Saigal Saroj, Pinelli Janet, Hoult Lorraine, Kim M Marie, Boyle Michael
Department of Pediatrics, McMaster University, Hamilton, Ontario, Canada.
Pediatrics. 2003 May;111(5 Pt 1):969-75. doi: 10.1542/peds.111.5.969.
We have previously shown that infants who were extremely low birth weight (ELBW) are particularly vulnerable to problems related to inattention and hyperactivity at school age. It is not known whether these problems persist to adolescence.
To explore and compare the levels of psychopathology in a regional cohort of ELBW infants and sociodemographically matched term controls as reported by teens and their parents.
DESIGN/METHODS: Cross-sectional cohort study/geographically defined region.
TEENS: ELBW 141/169 (83%) and control 122/145 (84%), aged 12 to 16 years. PARENTS: ELBW 143/169 (85%) and control 123/145 (85%). Both cohorts and their parents completed the Ontario Child Health Study-Revised questionnaire with 6 behavioral subsca1es: conduct disorder, oppositional defiant disorder, attention-deficit/hyperactivity disorder (ADHD), overanxious, separation anxiety, and depression.

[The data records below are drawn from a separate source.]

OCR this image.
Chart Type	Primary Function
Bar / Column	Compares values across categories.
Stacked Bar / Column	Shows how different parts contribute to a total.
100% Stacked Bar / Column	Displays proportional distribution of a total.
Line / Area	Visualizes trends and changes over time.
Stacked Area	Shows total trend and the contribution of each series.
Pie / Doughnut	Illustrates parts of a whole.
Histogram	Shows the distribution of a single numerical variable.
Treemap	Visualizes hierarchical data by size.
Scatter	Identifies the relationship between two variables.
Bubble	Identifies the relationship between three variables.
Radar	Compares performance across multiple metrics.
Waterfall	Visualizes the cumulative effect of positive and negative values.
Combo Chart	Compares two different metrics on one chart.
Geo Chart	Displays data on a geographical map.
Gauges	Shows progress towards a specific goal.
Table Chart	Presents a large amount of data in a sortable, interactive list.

By teen self-report, there were no significant differences between ELBW and control teens on any of the 6 subscale scores. However, parents of ELBW teens reported significantly higher scores than parents of control for depression and ADHD based on 2-way analysis of variance (group x gender). Comparison within teen/parent dyads showed that both cohorts of teens reported significantly higher scores than their parents. Multivariable analyses on behavioral subscale scores demonstrated a number of variables that were significant predictors by parent report: group (ELBW vs control), gender, family function, developmental quotient, maternal mood, and socioeconomic status; no predictors were significant by teen report. There were no statistically significant interaction effects for any of the models. These models explained a greater percent of the variance in behavioral scores for parents than for teens (12.5%-22.0% vs 3.4%-8.2%). Results were similar when teens with neurosensory impairment were excluded.
This study is unique in the inclusion of both parent and teen self-report of behaviors. Significant differences were apparent only by parent report for ADHD and depression among ELBW teens. Significant predictors of behavioral scores for parents include group, gender, family function, developmental quotient, maternal mood, and socioeconomic status.
我们之前已经表明,极低出生体重(ELBW)的婴儿在学龄期特别容易出现与注意力不集中和多动相关的问题。目前尚不清楚这些问题是否会持续到青春期。
探讨并比较青少年及其父母报告的ELBW婴儿区域队列和社会人口统计学匹配的足月儿对照的心理病理学水平。
设计/方法:横断面队列研究/地理界定区域。
青少年:ELBW组141/169(83%),对照组122/145(84%),年龄12至16岁。父母:ELBW组143/169(85%),对照组123/145(85%)。两个队列及其父母均完成了安大略儿童健康研究修订版问卷,该问卷有6个行为子量表:品行障碍、对立违抗障碍、注意力缺陷/多动障碍(ADHD)、过度焦虑、分离焦虑和抑郁。
根据青少年自我报告,ELBW青少年和对照青少年在6个子量表得分中的任何一项上均无显著差异。然而,基于双向方差分析(组×性别),ELBW青少年的父母报告的抑郁和ADHD得分显著高于对照组的父母。青少年/父母二元组内的比较显示,两个队列的青少年报告的得分均显著高于其父母。对行为子量表得分的多变量分析表明,父母报告中有多个变量是显著的预测因素:组(ELBW与对照)、性别、家庭功能、发育商、母亲情绪和社会经济地位;青少年报告中没有显著的预测因素。任何模型均无统计学上显著的交互作用。这些模型解释的父母行为得分方差百分比高于青少年(12.5%-22.0%对3.4%-8.2%)。排除有神经感觉障碍的青少年后结果相似。
本研究的独特之处在于纳入了父母和青少年对行为的自我报告。仅父母报告显示ELBW青少年在ADHD和抑郁方面存在显著差异。父母行为得分的显著预测因素包括组、性别、家庭功能、发育商、母亲情绪和社会经济地位。